Time magazine has named “The 25 Most Influential Evangelicals in America,” leaving out Jerry Falwell and Pat Robertson but naming author Tim LaHaye of the Left Behind series, GOP Senator Rick Santorum of Pennsylvania and Michael Gerson, a White House speech writer. Catholic priest Richard Neuhaus, a convert from Lutheranism and founder of the New York–based religious journal First Things, was included. A less familiar name is Douglas Coe, 76, head of the Washington-based Fellowship Foundation, which convenes the National Prayer Breakfast following the State of the Union address. The Grahams, Billy and Franklin, were there as well as historian Mark Noll of Wheaton College and Purpose-Driven Life author Rick Warren. Diane Knippers, an Episcopal laywoman who heads the Washington-based Institute on Religion and Democracy, made the list as well.
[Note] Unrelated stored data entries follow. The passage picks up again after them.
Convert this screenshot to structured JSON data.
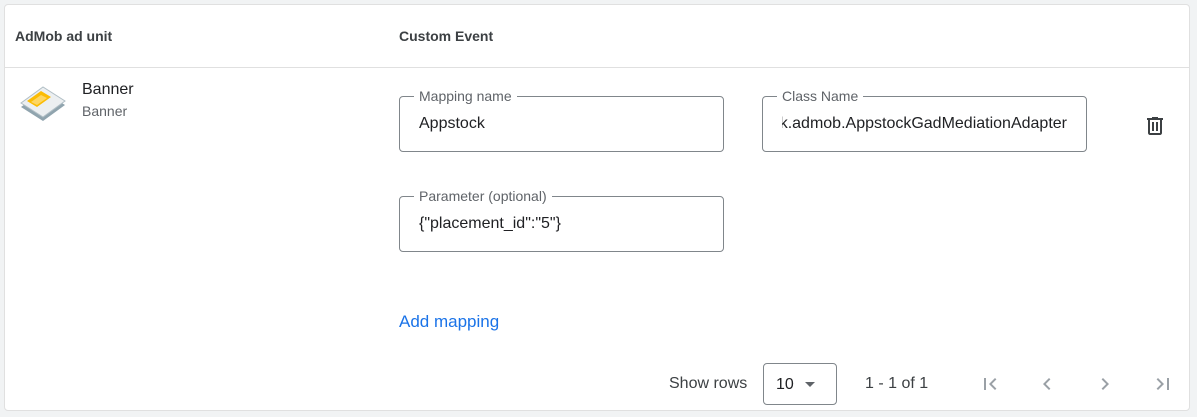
{
  "table": {
    "columns": {
      "ad_unit": "AdMob ad unit",
      "custom_event": "Custom Event"
    }
  },
  "row": {
    "ad_unit_name": "Banner",
    "ad_unit_format": "Banner",
    "mapping_name_label": "Mapping name",
    "mapping_name_value": "Appstock",
    "class_name_label": "Class Name",
    "class_name_value": "com.appstock.sdk.admob.AppstockGadMediationAdapter",
    "parameter_label": "Parameter (optional)",
    "parameter_value": "{\"placement_id\":\"5\"}",
    "delete_icon": "trash-icon"
  },
  "add_mapping_label": "Add mapping",
  "pagination": {
    "show_rows_label": "Show rows",
    "rows_value": "10",
    "range_text": "1 - 1 of 1",
    "icons": [
      "first-page-icon",
      "previous-page-icon",
      "next-page-icon",
      "last-page-icon"
    ]
  },
  "colors": {
    "accent": "#1a73e8",
    "border": "#80868b",
    "icon": "#5f6368"
  }
}
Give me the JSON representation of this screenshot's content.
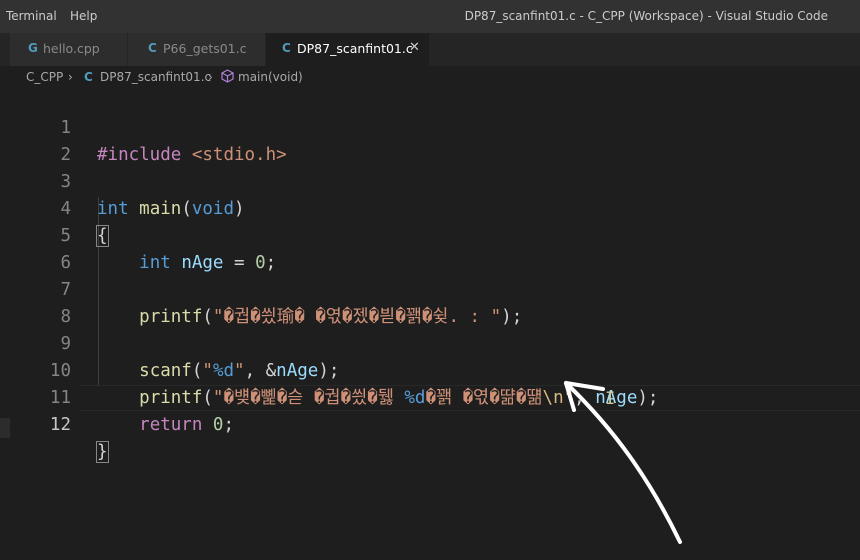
{
  "menu": {
    "items": [
      "Terminal",
      "Help"
    ]
  },
  "window_title": "DP87_scanfint01.c - C_CPP (Workspace) - Visual Studio Code",
  "tabs": [
    {
      "icon": "G",
      "label": "hello.cpp"
    },
    {
      "icon": "C",
      "label": "P66_gets01.c"
    },
    {
      "icon": "C",
      "label": "DP87_scanfint01.c",
      "close": "✕"
    }
  ],
  "breadcrumb": {
    "folder": "C_CPP",
    "sep": "›",
    "file_icon": "C",
    "file": "DP87_scanfint01.c",
    "symbol": "main(void)"
  },
  "line_numbers": [
    "1",
    "2",
    "3",
    "4",
    "5",
    "6",
    "7",
    "8",
    "9",
    "10",
    "11",
    "12"
  ],
  "code": {
    "l1": {
      "directive": "#include",
      "header": "<stdio.h>"
    },
    "l3": {
      "type": "int",
      "fn": "main",
      "paren_open": "(",
      "param": "void",
      "paren_close": ")"
    },
    "l4": {
      "brace": "{"
    },
    "l5": {
      "type": "int",
      "var": "nAge",
      "op": " = ",
      "num": "0",
      "end": ";"
    },
    "l7": {
      "fn": "printf",
      "open": "(",
      "str": "\"�궙�씠瑜� �엯�젰�븯�꽭�슂. : \"",
      "close": ");"
    },
    "l9": {
      "fn": "scanf",
      "open": "(",
      "str1": "\"",
      "fmt": "%d",
      "str2": "\"",
      "mid": ", &",
      "var": "nAge",
      "close": ");"
    },
    "l10": {
      "fn": "printf",
      "open": "(",
      "str1": "\"�뱾�뼱�슫 �궙�씠�뒗 ",
      "fmt": "%d",
      "str2": "�꽭 �엯�땲�떎",
      "esc": "\\n",
      "str3": "\"",
      "mid": ", ",
      "var": "nAge",
      "close": ");"
    },
    "l11": {
      "kw": "return",
      "num": "0",
      "end": ";"
    },
    "l12": {
      "brace": "}"
    }
  },
  "colors": {
    "keyword": "#569cd6",
    "string": "#ce9178",
    "function": "#dcdcaa",
    "variable": "#9cdcfe",
    "number": "#b5cea8"
  },
  "cursor_icon": "text-ibeam-cursor",
  "annotation": "hand-drawn-white-arrow"
}
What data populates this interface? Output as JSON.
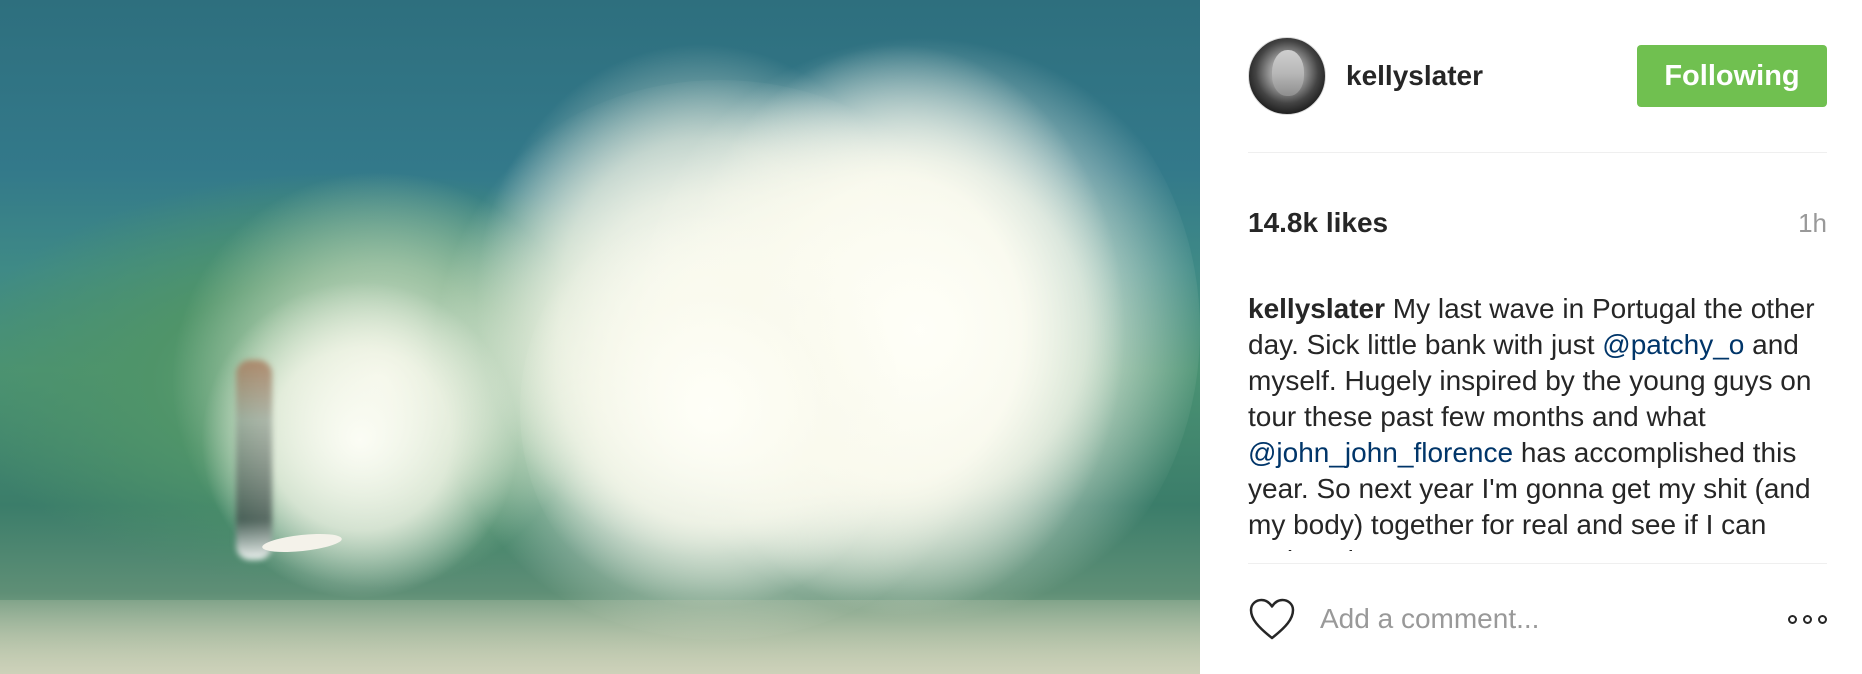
{
  "post": {
    "author": {
      "username": "kellyslater",
      "follow_label": "Following",
      "follow_color": "#70c050"
    },
    "photo": {
      "icon": "surf-photo"
    },
    "likes": "14.8k likes",
    "timestamp": "1h",
    "caption": {
      "author": "kellyslater",
      "parts": [
        " My last wave in Portugal the other day. Sick little bank with just ",
        "@patchy_o",
        " and myself. Hugely inspired by the young guys on tour these past few months and what ",
        "@john_john_florence",
        " has accomplished this year. So next year I'm gonna get my shit (and my body) together for real and see if I can make a last run at a"
      ]
    },
    "comment": {
      "placeholder": "Add a comment...",
      "like_icon": "heart-icon",
      "more_icon": "more-options-icon"
    },
    "colors": {
      "mention": "#003569",
      "text": "#262626",
      "muted": "#999999"
    }
  }
}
Prominent antiapartheid activist Allan Boesak has been readmitted as a church minister after the recent clearing of his criminal record by South African President Thabo Mbeki. Boesak, a former president of the World Alliance of Reformed Churches, was ordained January 30 before a crowd of well-wishers at the Uniting Reformed Church—a branch of South Africa’s Dutch Reformed Church—at Piketberg in the Western Cape. He had served two years in nearby Malmesbury prison after being found guilty of fraud and the theft of $65,000 in donor funds paid to his Foundation for Peace and Justice.